Krankgeschrieben: Muss das Ersatzmitglied geladen werden?
Krankgeschrieben und damit automatisch raus aus der Gremienarbeit? Für Betriebs- und Personalräte stellt sich in der Praxis häufig genau diese Frage. Denn Arbeitsunfähigkeit bedeutet nicht zwingend, dass ein Greminemitglied auch sein Amt nicht ausüben kann.
Mit dieser praxisrelevanten Abgrenzung hat sich das Hessische Landesarbeitsgericht in einem aktuellen Eilverfahren beschäftigt und wichtige Klarstellungen für den Umgang mit erkrankten Gremiumsmitgliedern getroffen.
Trotz Arbeitsunfähigkeit weiter im Betriebsratsamt tätig?
Ein Mitglied des Betriebsrats war arbeitsunfähig erkrankt. Während dieser Zeit nahm es nicht an Betriebsratssitzungen teil und hatte seine Teilnahmebereitschaft auch nicht ausdrücklich angezeigt. Der Betriebsratsvorsitzende behandelte das Mitglied daraufhin als verhindert und lud ein Ersatzmitglied zur Sitzung ein.
Zu einem späteren Zeitpunkt machte das erkrankte Betriebsratsmitglied geltend, dass es trotz anhaltender Arbeitsunfähigkeit zukünftig wieder zur Amtsausübung in der Lage sei und dieses wahrnehmen möchte.

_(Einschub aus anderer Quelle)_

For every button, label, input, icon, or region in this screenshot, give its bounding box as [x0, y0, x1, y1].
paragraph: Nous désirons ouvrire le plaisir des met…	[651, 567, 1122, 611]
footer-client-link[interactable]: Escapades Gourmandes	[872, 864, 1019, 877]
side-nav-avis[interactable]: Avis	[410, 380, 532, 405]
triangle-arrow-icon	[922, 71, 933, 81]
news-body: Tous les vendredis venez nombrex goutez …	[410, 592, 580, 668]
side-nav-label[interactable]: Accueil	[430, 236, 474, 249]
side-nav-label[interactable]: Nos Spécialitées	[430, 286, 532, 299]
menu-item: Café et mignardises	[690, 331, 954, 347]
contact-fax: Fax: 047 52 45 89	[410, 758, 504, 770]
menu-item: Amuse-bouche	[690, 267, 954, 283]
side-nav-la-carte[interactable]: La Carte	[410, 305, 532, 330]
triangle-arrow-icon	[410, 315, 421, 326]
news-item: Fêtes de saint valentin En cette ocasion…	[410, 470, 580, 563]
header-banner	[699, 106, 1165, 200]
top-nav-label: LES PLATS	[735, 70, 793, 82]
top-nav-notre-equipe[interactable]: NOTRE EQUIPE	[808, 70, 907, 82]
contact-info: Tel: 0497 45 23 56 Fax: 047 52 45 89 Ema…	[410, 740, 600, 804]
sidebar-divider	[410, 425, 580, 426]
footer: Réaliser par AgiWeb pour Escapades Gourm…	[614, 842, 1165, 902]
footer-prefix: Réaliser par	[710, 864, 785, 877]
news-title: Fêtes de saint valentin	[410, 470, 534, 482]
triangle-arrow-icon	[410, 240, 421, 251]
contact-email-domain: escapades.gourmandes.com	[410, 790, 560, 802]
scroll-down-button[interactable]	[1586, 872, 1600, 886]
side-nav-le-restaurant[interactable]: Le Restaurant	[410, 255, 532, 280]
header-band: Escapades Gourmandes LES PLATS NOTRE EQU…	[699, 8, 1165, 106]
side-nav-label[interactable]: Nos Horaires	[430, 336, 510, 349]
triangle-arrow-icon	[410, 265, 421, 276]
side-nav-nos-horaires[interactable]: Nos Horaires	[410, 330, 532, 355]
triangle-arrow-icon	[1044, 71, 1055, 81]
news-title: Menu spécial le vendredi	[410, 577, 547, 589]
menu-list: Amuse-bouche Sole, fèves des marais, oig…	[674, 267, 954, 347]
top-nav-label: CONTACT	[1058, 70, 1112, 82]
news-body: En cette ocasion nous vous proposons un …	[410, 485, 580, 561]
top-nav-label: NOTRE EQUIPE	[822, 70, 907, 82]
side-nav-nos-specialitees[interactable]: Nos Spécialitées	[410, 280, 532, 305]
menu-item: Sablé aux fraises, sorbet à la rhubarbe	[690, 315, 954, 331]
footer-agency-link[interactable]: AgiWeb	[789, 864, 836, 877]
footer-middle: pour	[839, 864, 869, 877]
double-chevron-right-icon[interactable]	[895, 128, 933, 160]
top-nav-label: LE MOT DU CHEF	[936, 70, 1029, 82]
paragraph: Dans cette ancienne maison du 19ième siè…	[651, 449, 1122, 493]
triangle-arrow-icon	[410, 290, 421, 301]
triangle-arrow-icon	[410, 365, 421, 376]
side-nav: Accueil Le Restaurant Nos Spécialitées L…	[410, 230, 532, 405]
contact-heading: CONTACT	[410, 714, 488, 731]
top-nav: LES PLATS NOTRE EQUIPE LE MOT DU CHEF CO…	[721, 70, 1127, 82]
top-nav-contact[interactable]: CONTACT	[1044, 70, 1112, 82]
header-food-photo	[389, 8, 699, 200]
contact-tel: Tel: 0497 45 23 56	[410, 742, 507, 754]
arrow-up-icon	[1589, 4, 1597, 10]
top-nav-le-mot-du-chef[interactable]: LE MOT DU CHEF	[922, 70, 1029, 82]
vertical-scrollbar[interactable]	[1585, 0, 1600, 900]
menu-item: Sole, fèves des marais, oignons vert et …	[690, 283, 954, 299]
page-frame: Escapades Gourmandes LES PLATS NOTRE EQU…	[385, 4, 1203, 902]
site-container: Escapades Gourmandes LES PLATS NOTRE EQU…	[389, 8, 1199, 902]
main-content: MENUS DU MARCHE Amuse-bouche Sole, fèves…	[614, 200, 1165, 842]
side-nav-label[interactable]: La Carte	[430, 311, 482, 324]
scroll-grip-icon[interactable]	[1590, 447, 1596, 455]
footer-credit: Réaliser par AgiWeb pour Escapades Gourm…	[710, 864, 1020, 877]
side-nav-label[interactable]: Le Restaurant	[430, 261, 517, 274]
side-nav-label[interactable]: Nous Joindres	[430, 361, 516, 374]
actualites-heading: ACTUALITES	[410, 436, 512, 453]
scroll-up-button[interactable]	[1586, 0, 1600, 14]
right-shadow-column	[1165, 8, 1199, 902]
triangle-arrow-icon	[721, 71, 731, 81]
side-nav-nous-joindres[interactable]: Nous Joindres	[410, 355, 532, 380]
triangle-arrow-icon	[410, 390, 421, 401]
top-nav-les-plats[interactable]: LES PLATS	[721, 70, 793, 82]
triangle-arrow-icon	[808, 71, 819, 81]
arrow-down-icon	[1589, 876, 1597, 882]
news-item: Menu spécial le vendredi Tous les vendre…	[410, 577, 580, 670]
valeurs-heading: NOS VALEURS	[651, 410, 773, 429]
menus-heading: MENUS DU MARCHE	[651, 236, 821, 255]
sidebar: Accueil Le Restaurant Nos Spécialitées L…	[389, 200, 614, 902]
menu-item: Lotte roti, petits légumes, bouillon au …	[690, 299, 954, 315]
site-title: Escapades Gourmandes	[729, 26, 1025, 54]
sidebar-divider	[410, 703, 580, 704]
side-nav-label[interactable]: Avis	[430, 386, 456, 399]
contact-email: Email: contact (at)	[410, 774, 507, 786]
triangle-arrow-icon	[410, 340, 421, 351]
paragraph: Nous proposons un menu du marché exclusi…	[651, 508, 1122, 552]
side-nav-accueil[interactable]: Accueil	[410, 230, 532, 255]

Instanzen und Verfahrensgang
Der Fall wurde im Wege eines einstweiligen Verfügungsverfahrens entschieden. Hintergrund war die besondere Eilbedürftigkeit: Es musste kurzfristig geklärt werden, ob das Betriebsratsmitglied zu laden ist oder wirksam durch ein Ersatzmitglied ersetzt werden darf.
Das Hessisches Landesarbeitsgericht hatte dabei über die Rechte und Pflichten im laufenden Betriebsratsverfahren zu entscheiden.
Ohne eine schnelle Entscheidung bestand die Gefahr, dass Beschlüsse des Betriebsrats wegen fehlerhafter Besetzung unwirksam sind. In solchen Fällen spricht man von „Gefahr im Verzug“. Ein Abwarten des regulären Verfahrens wäre nicht zumutbar, weil sonst erhebliche rechtliche Nachteile drohen. Das Gericht trifft daher im Eilverfahren eine vorläufige Regelung, um rechtssichere Zustände für die laufende Betriebsratsarbeit zu schaffen.
Trennung zwischen Arbeits- und Amtsfähigkeit
Nach Auffassung des Gerichts ist strikt zwischen Arbeitsunfähigkeit und Amtsfähigkeit zu unterscheiden. Eine ärztlich bescheinigte Arbeitsunfähigkeit bedeutet zunächst nur, dass ein Arbeitnehmer seine arbeitsvertraglich geschuldete Tätigkeit nicht ausüben kann. Daraus kann jedoch nicht automatisch geschlossen werden, dass auch die Ausübung des Betriebsratsamts unmöglich ist.
Allerdings gilt:
Zeigt das Betriebsratsmitglied seine Bereitschaft zur Teilnahme nicht an, darf der Vorsitzende es zunächst als verhindert ansehen und das entsprechende Ersatzmitglied laden. Etwas anderes gilt jedoch, wenn das reguläre Betriebsratsmitglied ausdrücklich erklärt, trotz Krankheit sein Amt ausüben zu wollen. In diesem Fall darf die Arbeitsunfähigkeit nicht ohne Weiteres als Hinderungsgrund gewertet werden.
Praxishinweis: Das Bundesarbeitsgericht hat jedoch klargestellt, dass für voll freigestellte Betriebsratsmitglieder Besonderheiten gelten (BAG, Beschluss vom 28.07.2020 – 1 ABR 5/19): Ist ein vollfreigestelltes Betriebsratsmitglied arbeitsunfähig erkrankt (mit ärztlichem Attest), gilt dieses Gremiumsmitglied in der Wahrnehmen seines Amts als verhindert und darf in dieser Zeit nicht an Betriebsratssitzungen teilnehmen.
Urteil
Arbeitsunfähigkeit führt nicht automatisch zur Amtsunfähigkeit.
Ein krankgeschriebenes Betriebsratsmitglied kann sein Amt grundsätzlich weiterhin ausüben. Maßgeblich ist, ob es seine Amtsfähigkeit gegenüber dem Betriebsrat geltend macht.